I have always wanted to visit the place where my parents had spent their honeymoon: Capri.
I never got there before now.
So I took a deep breath while visiting Budapest and persuaded some friends (one of whom I knew to be an extraordinarily good driver) to rent a small SUV and join me on a visit to the Amalfi Coast.
We flew to Naples and drove to Sorrento. During the trip I discovered a number of things: a) the Amalfi Coast is the place where all the world’s scooters and motorbikes go to die, and b) to tour the area one has to be physically very fit and extraordinarily patient.
Since there is almost no place to park one’s vehicle near to one’s target one has to walk, and walk and walk to reach it, then queue for hours to gain access to what one wants to see or taste or even photograph. Apparently, the world’s entire population has gone mad with the desire, after having been cooped up by COVID, to travel — from everywhere to everywhere.
I was lucky. Thanks to our driver’s skill, we managed to drive through Sorrento and Positano, followed by Amalfi and even Ravello, each city more beautiful than the next.
How she managed to get us back to Sorrento without a scratch on our car on narrow, wildly winding roads jammed with giant buses full of gawking tourists, and scooters and motorcycles zigzagging through the traffic at break-neck speed is, in my opinion, a miracle.

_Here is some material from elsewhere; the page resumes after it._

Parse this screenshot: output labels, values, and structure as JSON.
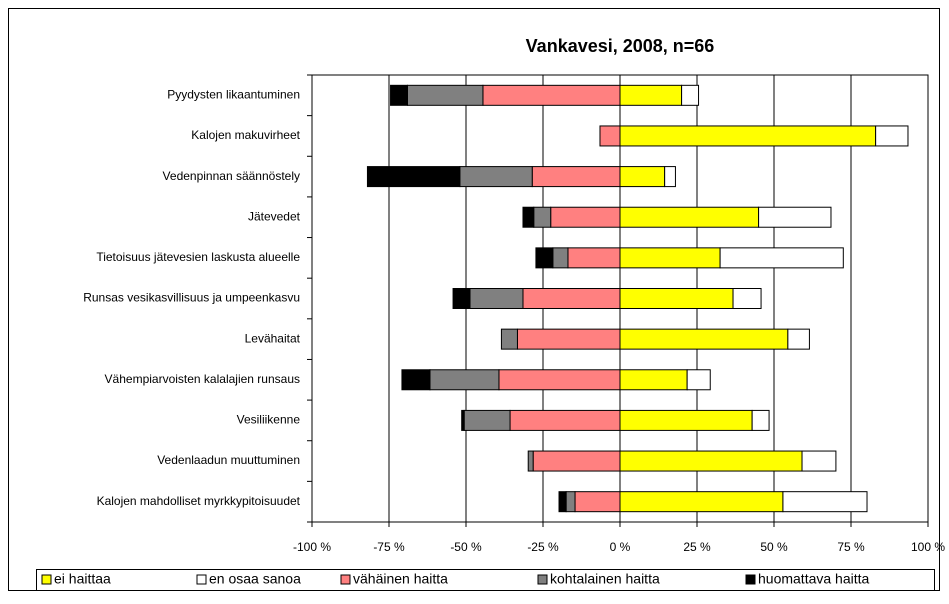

We stood in line for half an hour to buy tickets for the Capri ferry, then queued another thirty minutes to get on board. In Capri we had to line up again for tickets (only available for sale locally) for a tour of the island by boat.
During the trip (which was supposed to include a visit to the famous Blue Grotto) we discovered that the waiting time for getting into the grotto was an hour and a half. I befriended a young man who was selling bottles of water on board. He turned out to be the son of the president of the company that owned twelve boats, each capable of accommodating 400 people that plied the waters around the island with tourists.
He said “We have two more boats on order because we cannot keep up with the demand with only a dozen.” He added, as he gave me a small bottle of water for free. “This will not end well. Capri will be suffocated by tourism.”